Cleanliness is next to … impossible |

Cleanliness is next to … impossible

Christina M. Currie

Katie has finally decided there are better tasting things than the dog’s water.

She’s moved on to the dog’s food a fact that continues to seal the bond between the two. Katie will take a handful of food from the dog’s dish and bring it to wherever the dog is laying.

It’s delivery.

She’ll give the dog a handful and save a few pieces for herself.

I don’t think the dog likes her any better for it, especially when Katie’s aim isn’t that great, but her arm is. But, the fact that Katie does it at all, I think, helps the dog to tolerate her more.

Eating dog food must be genetic. I can remember doing it myself. I still contend it isn’t half bad (that contention is based on memory only, not recent experience). Besides, considering the chemicals they put in human food, dog food can’t be that bad for you. In fact, I’ll bet dog food manufacturing is held to higher standards than human food.

Have you ever opened a can of dog food and wanted to heat it up and serve it on toast? Nothing I cook smells that good or looks that rich.

We don’t encourage Katie to eat dog food, but we don’t yell, jump up, and knock it out of her hands either. We don’t rinse her mouth out or spray her hands with Lysol.

That anality (if it ever existed) disappeared when our house became the home of two people under three-feet tall.

We realized that the days of supreme cleanliness (if they ever existed) are over. We also realized that we can’t have nice things. Our most economical decision (and we have discussed it) would be to redo the whole house in sloped concrete with a big drain in the middle. The only permanent fixture would be a long hose.
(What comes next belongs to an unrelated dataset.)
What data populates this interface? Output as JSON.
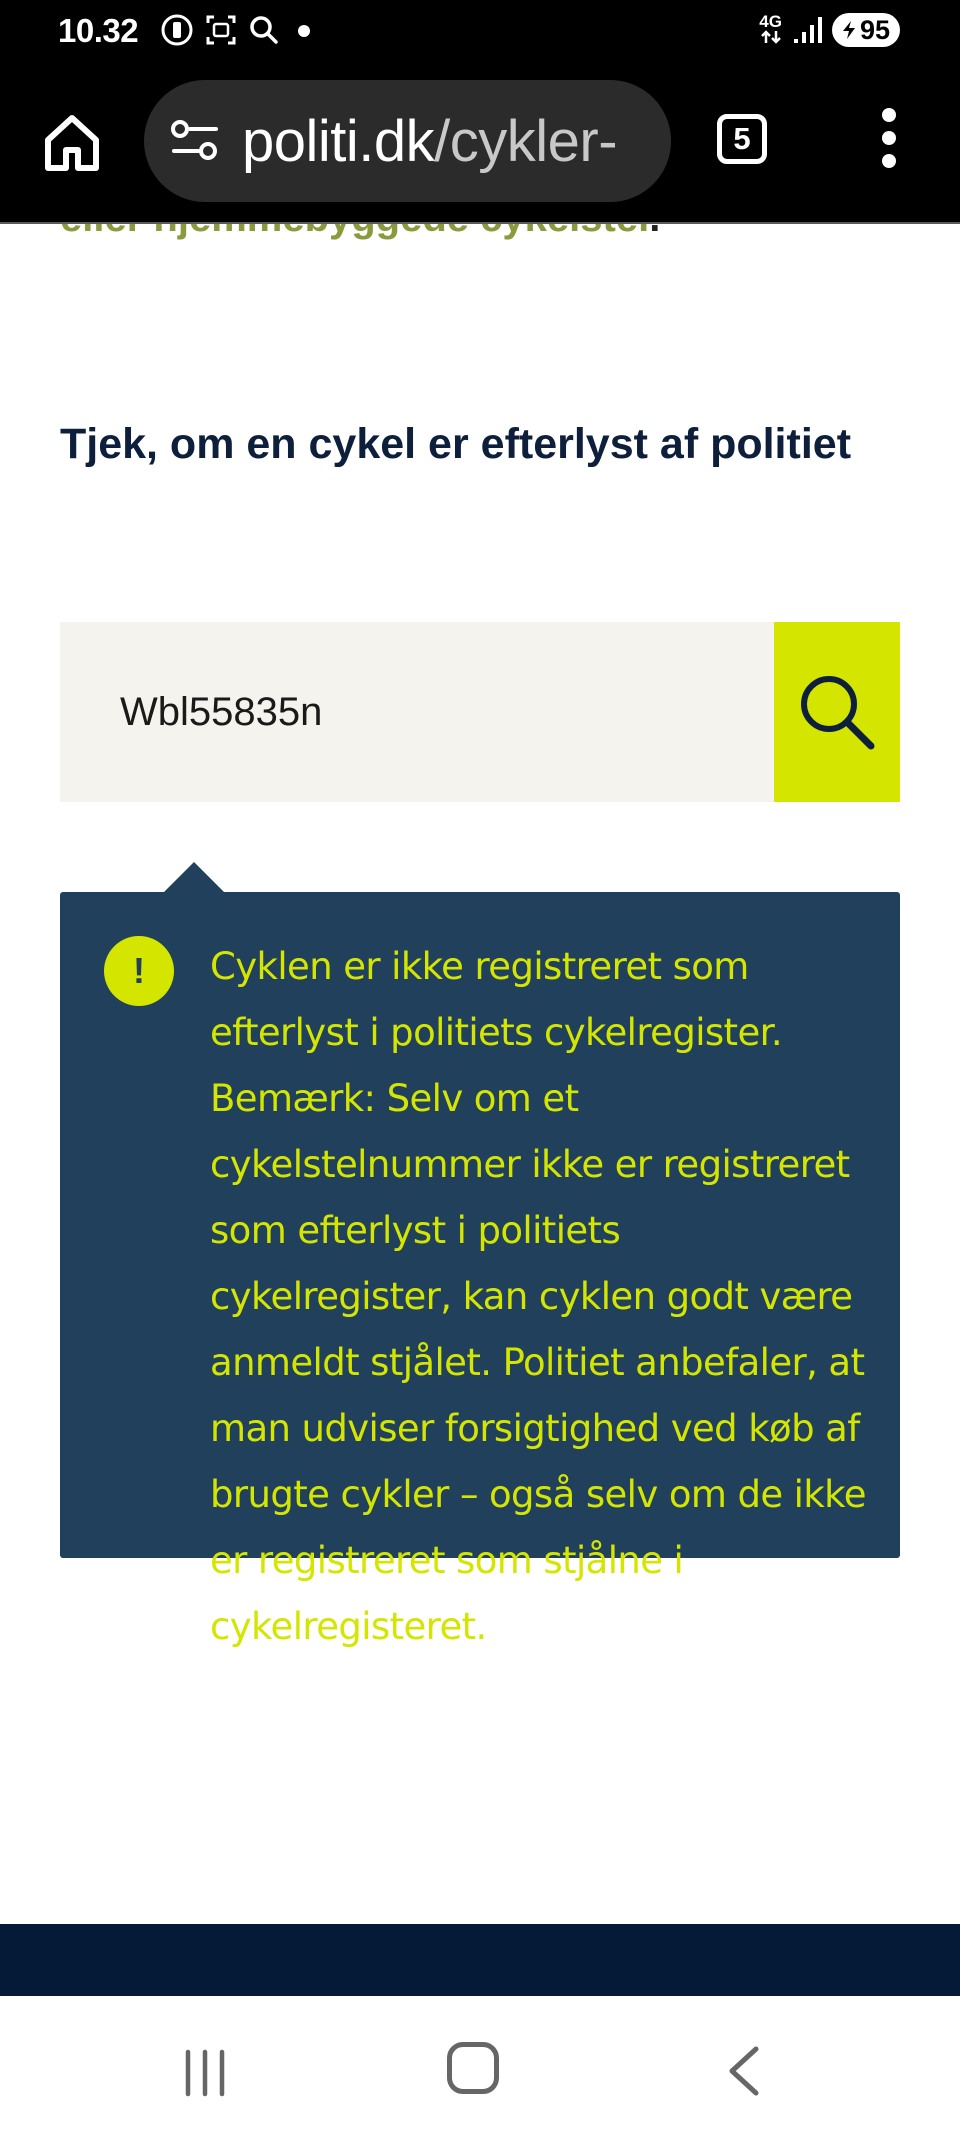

Unfortunately, it’s not doable. I like the warmth of a house that has personality and knickknacks mine used to, but the number of knickknacks is decreasing in proportion to Katie’s reach.
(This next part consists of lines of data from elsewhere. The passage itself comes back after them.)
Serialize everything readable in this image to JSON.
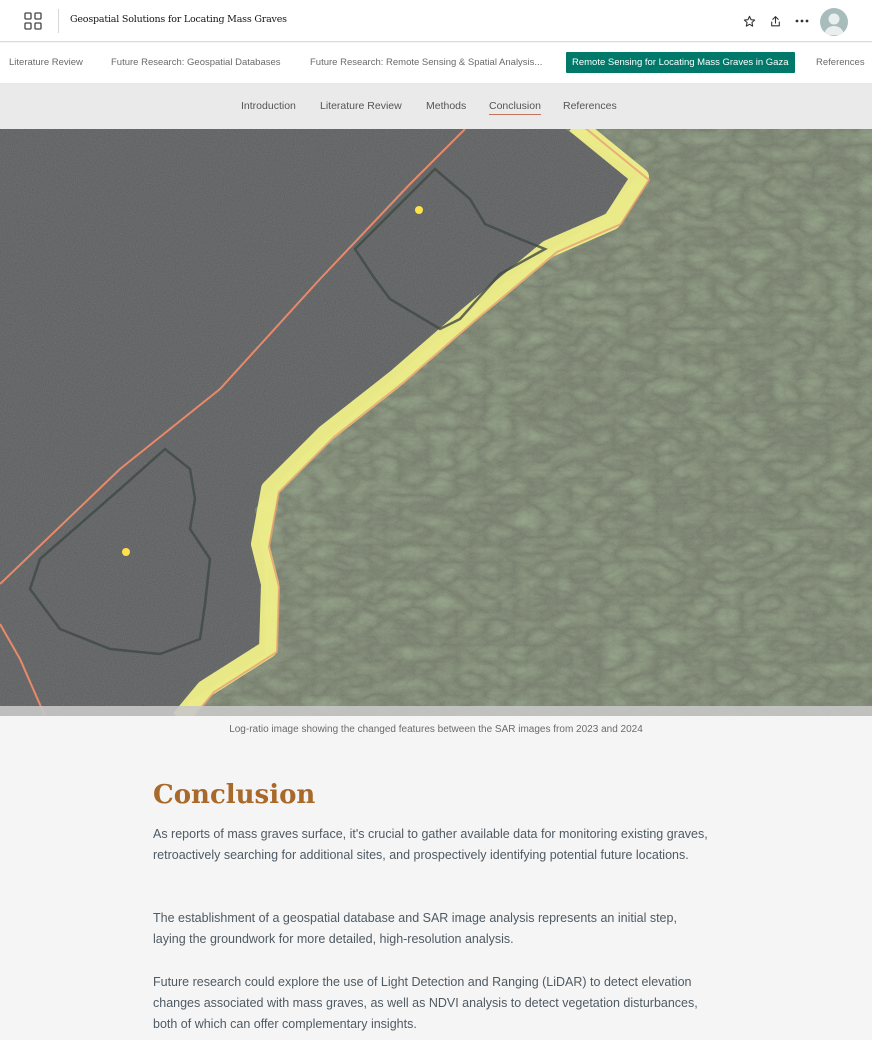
{
  "header": {
    "title": "Geospatial Solutions for Locating Mass Graves"
  },
  "story_tabs": [
    {
      "label": "Literature Review"
    },
    {
      "label": "Future Research: Geospatial Databases"
    },
    {
      "label": "Future Research: Remote Sensing & Spatial Analysis..."
    },
    {
      "label": "Remote Sensing for Locating Mass Graves in Gaza",
      "active": true
    },
    {
      "label": "References"
    }
  ],
  "section_nav": [
    {
      "label": "Introduction"
    },
    {
      "label": "Literature Review"
    },
    {
      "label": "Methods"
    },
    {
      "label": "Conclusion",
      "active": true
    },
    {
      "label": "References"
    }
  ],
  "map": {
    "caption": "Log-ratio image showing the changed features between the SAR images from 2023 and 2024"
  },
  "conclusion": {
    "heading": "Conclusion",
    "paragraphs": [
      "As reports of mass graves surface, it's crucial to gather available data for monitoring existing graves, retroactively searching for additional sites, and prospectively identifying potential future locations.",
      "The establishment of a geospatial database and SAR image analysis represents an initial step, laying the groundwork for more detailed, high-resolution analysis.",
      "Future research could explore the use of Light Detection and Ranging (LiDAR) to detect elevation changes associated with mass graves, as well as NDVI analysis to detect vegetation disturbances, both of which can offer complementary insights."
    ]
  },
  "colors": {
    "accent": "#00796b",
    "heading": "#a8692b",
    "nav_underline": "#c0735f",
    "border_highlight": "#f3f38a",
    "boundary_line": "#e88a6a"
  },
  "icons": [
    "apps-grid-icon",
    "favorite-star-icon",
    "share-icon",
    "more-options-icon",
    "user-avatar-icon"
  ]
}
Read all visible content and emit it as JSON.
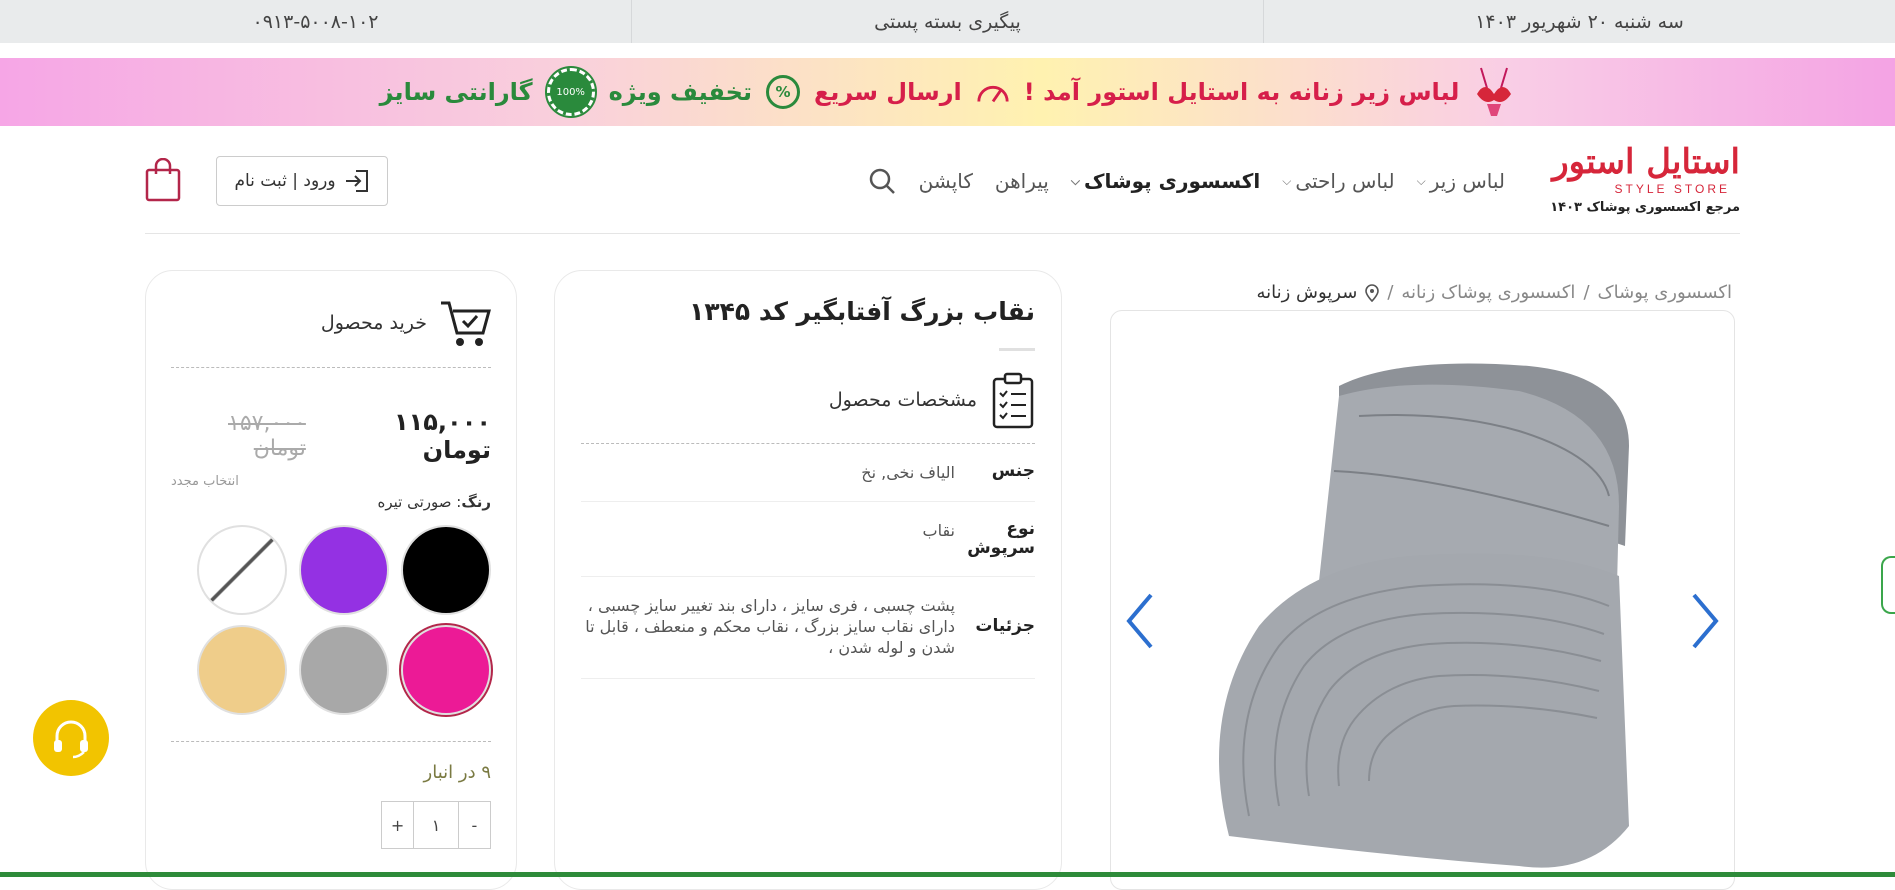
{
  "topbar": {
    "phone": "۰۹۱۳-۵۰۰۸-۱۰۲",
    "tracking": "پیگیری بسته پستی",
    "date": "سه شنبه ۲۰ شهریور ۱۴۰۳"
  },
  "banner": {
    "headline": "لباس زیر زنانه به استایل استور آمد !",
    "fast_shipping": "ارسال سریع",
    "special_discount": "تخفیف ویژه",
    "size_guarantee": "گارانتی سایز",
    "seal_text": "100%"
  },
  "logo": {
    "brand": "استایل استور",
    "english": "STYLE STORE",
    "tagline": "مرجع اکسسوری پوشاک ۱۴۰۳"
  },
  "nav": {
    "items": [
      {
        "label": "لباس زیر",
        "dropdown": true
      },
      {
        "label": "لباس راحتی",
        "dropdown": true
      },
      {
        "label": "اکسسوری پوشاک",
        "dropdown": true
      },
      {
        "label": "پیراهن",
        "dropdown": false
      },
      {
        "label": "کاپشن",
        "dropdown": false
      }
    ],
    "login_label": "ورود | ثبت نام"
  },
  "breadcrumb": {
    "items": [
      "اکسسوری پوشاک",
      "اکسسوری پوشاک زنانه"
    ],
    "current": "سرپوش زنانه",
    "separator": "/"
  },
  "product": {
    "title": "نقاب بزرگ آفتابگیر کد ۱۳۴۵",
    "specs_title": "مشخصات محصول",
    "specs": [
      {
        "key": "جنس",
        "value": "الیاف نخی, نخ"
      },
      {
        "key": "نوع سرپوش",
        "value": "نقاب"
      },
      {
        "key": "جزئیات",
        "value": "پشت چسبی ، فری سایز ، دارای بند تغییر سایز چسبی ، دارای نقاب سایز بزرگ ، نقاب محکم و منعطف ، قابل تا شدن و لوله شدن ،"
      }
    ]
  },
  "buy": {
    "title": "خرید محصول",
    "price_new": "۱۱۵,۰۰۰ تومان",
    "price_old": "۱۵۷,۰۰۰ تومان",
    "reselect": "انتخاب مجدد",
    "color_label": "رنگ",
    "color_value": ": صورتی تیره",
    "stock": "۹ در انبار",
    "qty": "۱",
    "plus": "+",
    "minus": "-",
    "swatches": [
      {
        "name": "black",
        "color": "#000000"
      },
      {
        "name": "purple",
        "color": "#9431e3"
      },
      {
        "name": "white-none",
        "color": "#ffffff"
      },
      {
        "name": "dark-pink",
        "color": "#ec1a96"
      },
      {
        "name": "gray",
        "color": "#a8a8a8"
      },
      {
        "name": "beige",
        "color": "#efcd8a"
      }
    ],
    "selected_swatch": "dark-pink"
  },
  "colors": {
    "accent": "#2e8b3a",
    "brand_red": "#d6263a",
    "support": "#f2c400"
  }
}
We had a beautiful, three-foot high, hand painted ceramic likeness of an Native American woman a cherished gift from friends upon their return from Mexico.

It’s dust.

In Katie’s defense, it wasn’t an act of wanton destruction. It was a lets call it an experiment in unbalance. She thought the statue could save her from the effects of gravity.

No one was happy with the end result.

I guess this is a test of my attachment to physical things like carpet and walls.

They can’t be nice either.

When you feed Katie something she doesn’t like, she’s pretty clear about it. She’ll either fling it in the direction of the dog or grind it into the carpet.

Between dripping bottles, spit up and Katie’s new ability to remove her diaper herself, not to mention the competition between the dog and Katie over what territory belongs to each, we shampoo the carpet a lot.

A lot.

But the carpet isn’t the only thing that suffers. Katie’s got this thing for red markers. And I have a lot of them. I don’t even know where they all are, but Katie’s rooting them out one by one. She’s very discrete about it. And, for some reason, she loves writing on her hand. She about gave me a heart attack the first time I saw that bright red covering her palm and flowing down her wrist.

What comes around goes around.

She had a major tissy when I took the pen, put it out of her reach and attacked her with a washcloth.

If it were only writing on herself, I could handle that. She hates a washcloth, but loves the bath and my only job is to clean the little red hand marks off the side of the tub.

But it’s not just herself. She writes on the walls, the refrigerator, the desk and the computer. She was going for the baby the last time I caught her.

Yes, yes, I know, just get the stuff out of her way. It’s not that easy. She’s a kid and kids have an uncanny knack of finding things you didn’t even know you had.

Picture a brand new dress, put on a half hour before a birthday party. She was adorable.

Before I knew it, she was covered with foundation. She dug up a bottle I never knew existed and in the process of trying to put it on her face “just like mommy,” she poured it down the front of her dress.

It washed out, and off. We were lucky that time.

Our knickknack graveyard you know, the place of mixed pieces that will merge with the glue “someday” is growing. So is our collection of cleaning supplies.

She’s winning. That’s all there is to it. We don’t have the energy to counter the destruction wreaked by a 2-year-old.

Besides. That’s what being two is all about.